Generative AI systems such as OpenAI’s Codex and GitHub’s Copilot, which debuted in 2021, are specifically designed to complement (or potentially replace) human programmers by producing software snippets that can function as-is or that can be edited by a human developer to accelerate the coding process. In addition to coding-specific AI tools, many general-purpose LLMs can produce code as an emergent behavior since code samples are present in many internet forums used for training models. Computation is increasingly a part of many fields of science; programming is necessary at various stages of scientific work, including collecting or cleaning data, running simulations or other experimental procedures, and running statistical analyses on experimental results. Most scientists are not formally trained in computer science or software development, and producing correct code (much less high-quality code that is efficient and reusable) is extremely time-consuming for this constituency. AI tools that can accelerate or automate coding via a natural language interface have a huge potential to accelerate scientific discovery.
Generative AI has the potential to directly accelerate the discovery of new scientific knowledge through improved experimental design, novel methods and models, and support for the interpretation of experimental results. Our participants reflected on how new AI models can support various aspects of scientific discovery and cautions to be wary of.

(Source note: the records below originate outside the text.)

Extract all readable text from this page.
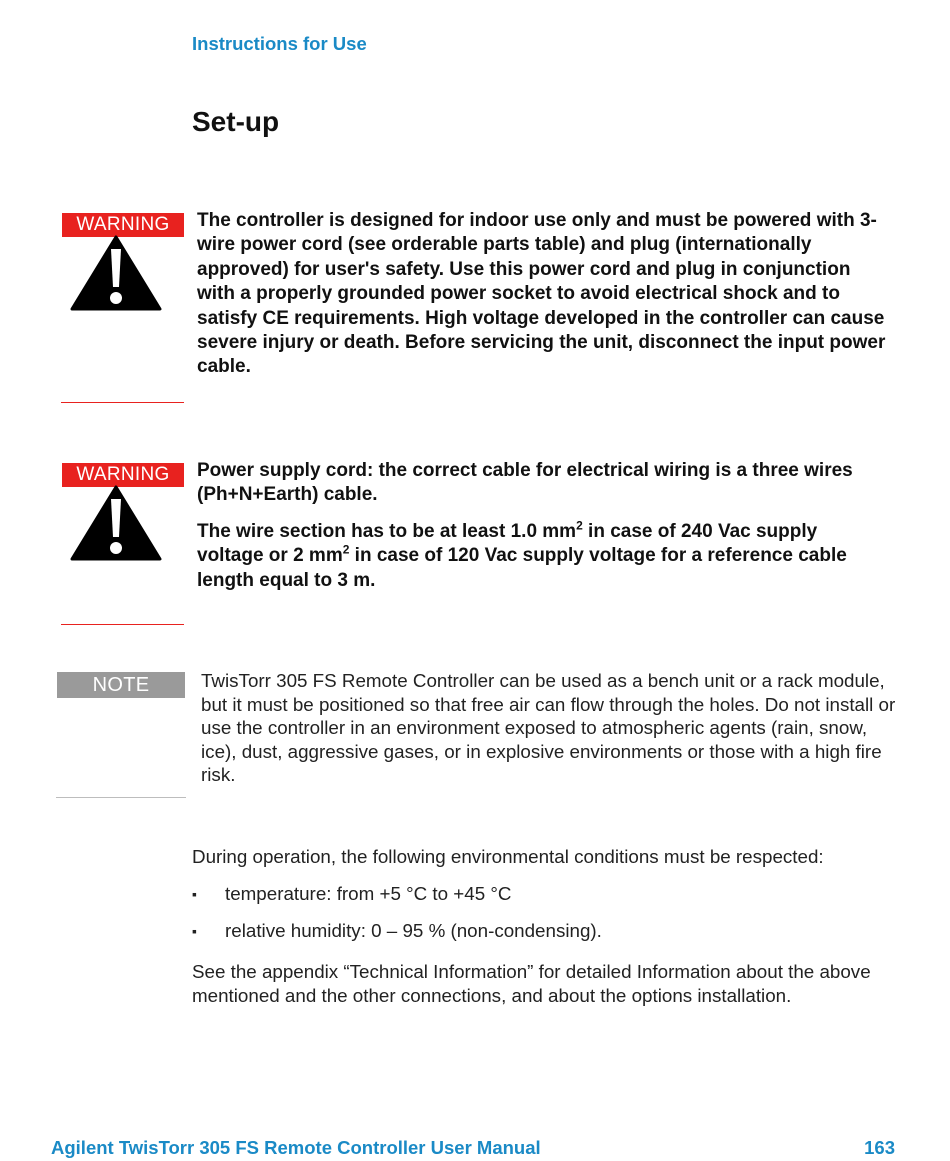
Instructions for Use
Set-up
WARNING	The controller is designed for indoor use only and must be powered with 3-wire power cord (see orderable parts table) and plug (internationally approved) for user's safety. Use this power cord and plug in conjunction with a properly grounded power socket to avoid electrical shock and to satisfy CE requirements. High voltage developed in the controller can cause severe injury or death. Before servicing the unit, disconnect the input power cable.

WARNING	Power supply cord: the correct cable for electrical wiring is a three wires (Ph+N+Earth) cable.

The wire section has to be at least 1.0 $mm^2$ in case of 240 Vac supply voltage or 2 $mm^2$ in case of 120 Vac supply voltage for a reference cable length equal to 3 m.

NOTE	TwisTorr 305 FS Remote Controller can be used as a bench unit or a rack module, but it must be positioned so that free air can flow through the holes. Do not install or use the controller in an environment exposed to atmospheric agents (rain, snow, ice), dust, aggressive gases, or in explosive environments or those with a high fire risk.
During operation, the following environmental conditions must be respected:
▪ temperature: from +5 °C to +45 °C
▪ relative humidity: 0 – 95 % (non-condensing).
See the appendix “Technical Information” for detailed Information about the above mentioned and the other connections, and about the options installation.
Agilent TwisTorr 305 FS Remote Controller User Manual	163
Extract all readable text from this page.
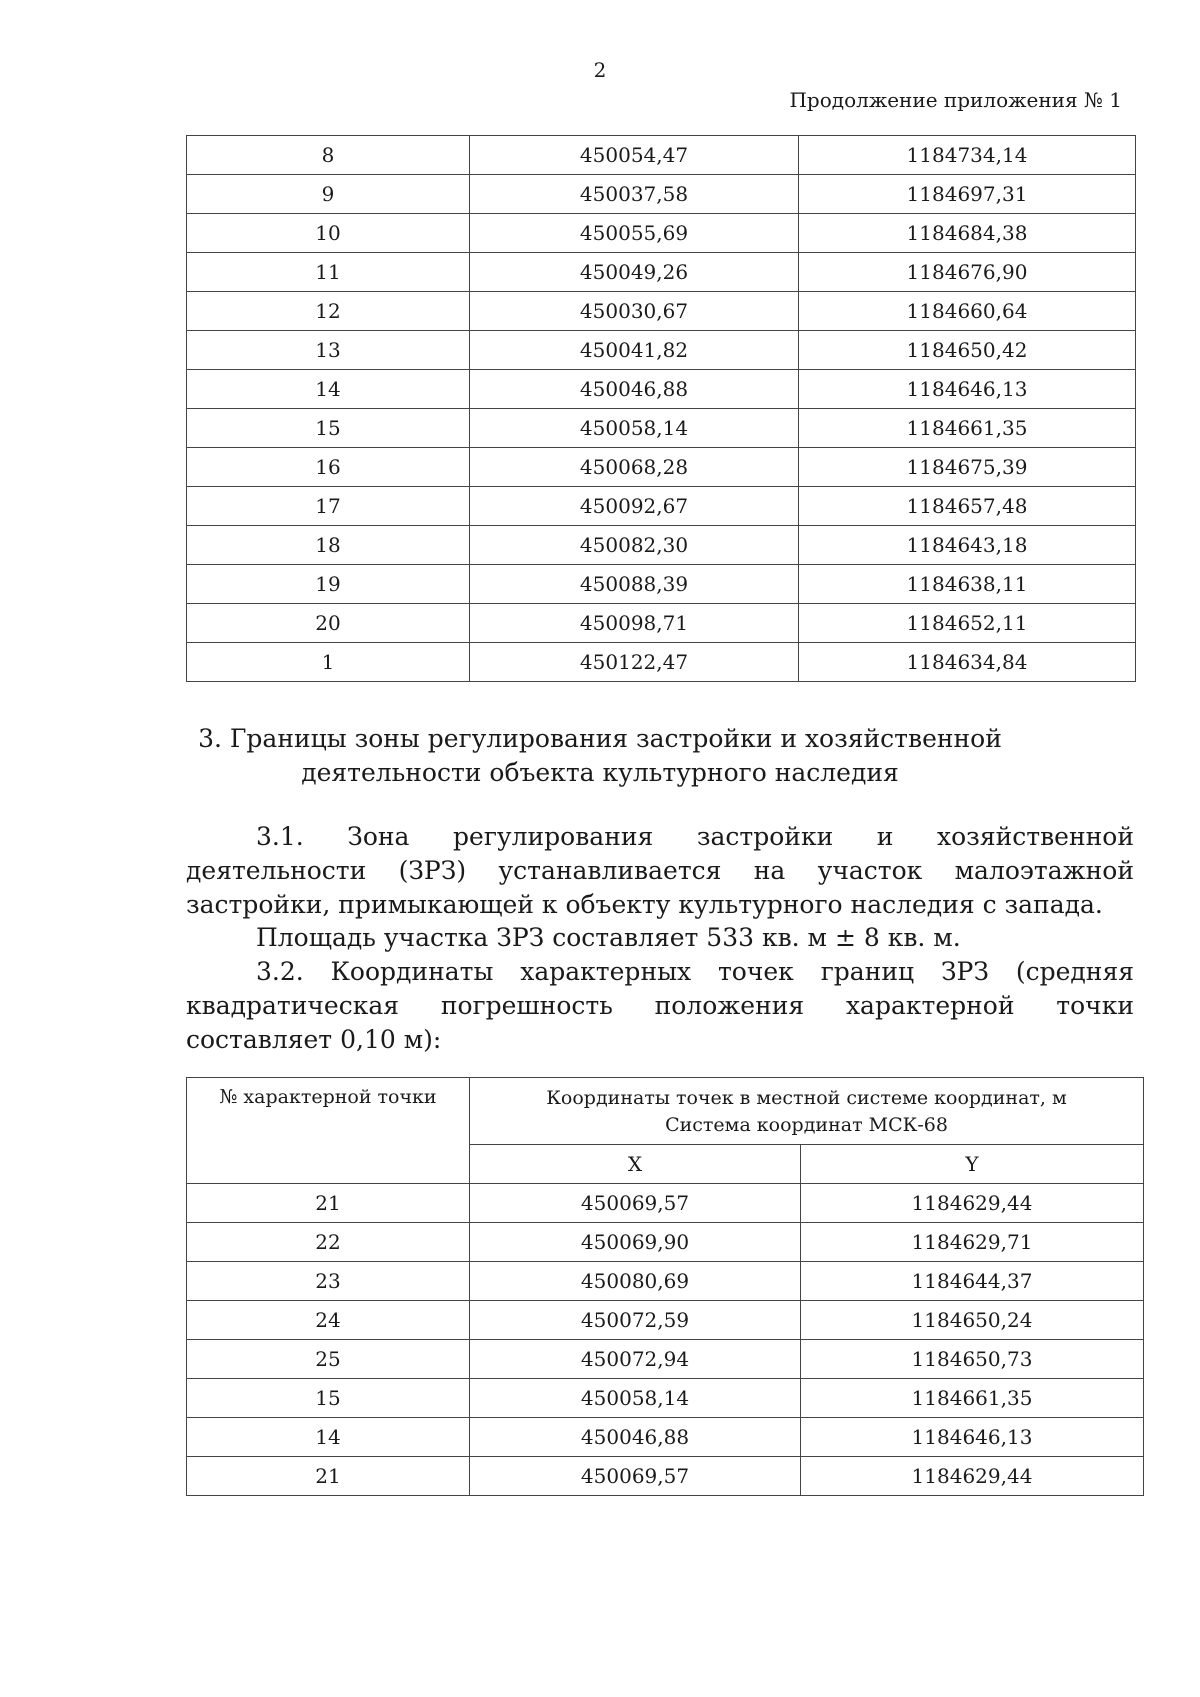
2
Продолжение приложения № 1
8	450054,47	1184734,14
9	450037,58	1184697,31
10	450055,69	1184684,38
11	450049,26	1184676,90
12	450030,67	1184660,64
13	450041,82	1184650,42
14	450046,88	1184646,13
15	450058,14	1184661,35
16	450068,28	1184675,39
17	450092,67	1184657,48
18	450082,30	1184643,18
19	450088,39	1184638,11
20	450098,71	1184652,11
1	450122,47	1184634,84
3. Границы зоны регулирования застройки и хозяйственной
деятельности объекта культурного наследия

3.1. Зона регулирования застройки и хозяйственной деятельности (ЗРЗ) устанавливается на участок малоэтажной застройки, примыкающей к объекту культурного наследия с запада.

Площадь участка ЗРЗ составляет 533 кв. м ± 8 кв. м.

3.2. Координаты характерных точек границ ЗРЗ (средняя квадратическая погрешность положения характерной точки составляет 0,10 м):

№ характерной точки	Координаты точек в местной системе координат, м
Система координат МСК-68	

	X	Y
21	450069,57	1184629,44
22	450069,90	1184629,71
23	450080,69	1184644,37
24	450072,59	1184650,24
25	450072,94	1184650,73
15	450058,14	1184661,35
14	450046,88	1184646,13
21	450069,57	1184629,44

One of the biggest near-term opportunities for generative models is to support scientific communication, including writing scholarly articles, grant applications, and preparation of presentation materials such as slide decks. There is also an opportunity for AI tools to play the reviewer role, offering preliminary feedback that helps scholars fine-tune their arguments ahead of true peer review. LLM-assisted scientific writing also carries many risks, particularly the risk of generating publication spam and scientific misinformation.
The issue of trusting AI was core to the interviews; participants frequently shared concerns relating to trust (e.g., concerns about hallucinations and factuality, a need for citation back to sources) and were also asked at the close of the interview to specifically reflect on what would be necessary to trust the use of Generative AI in the sciences. Addressing these concerns (some technical, some social) are vital for developing AI that aligns with scientists’ and society’s values so as not to risk diminishing trust in science itself.
Between the lines
Our interviews revealed possible applications of new AI tools across a large swath of scientific practice, including education, data, literature reviews, coding, discovery, and communication. While there is great potential for new AI technologies to augment scientists’ capabilities and accelerate knowledge discovery and dissemination, there is also a need for caution and reflection to mitigate potential negative side effects of scientific AI tools and prevent intentional misappropriations of new technologies. Notably, our participants envisioned AI as a tool that would complement, enhance, or accelerate scientists’ abilities rather than something that would automate the practice of science. We are on the cusp of an AI revolution that will touch all aspects of society, including the methods and pacing of scientific discovery.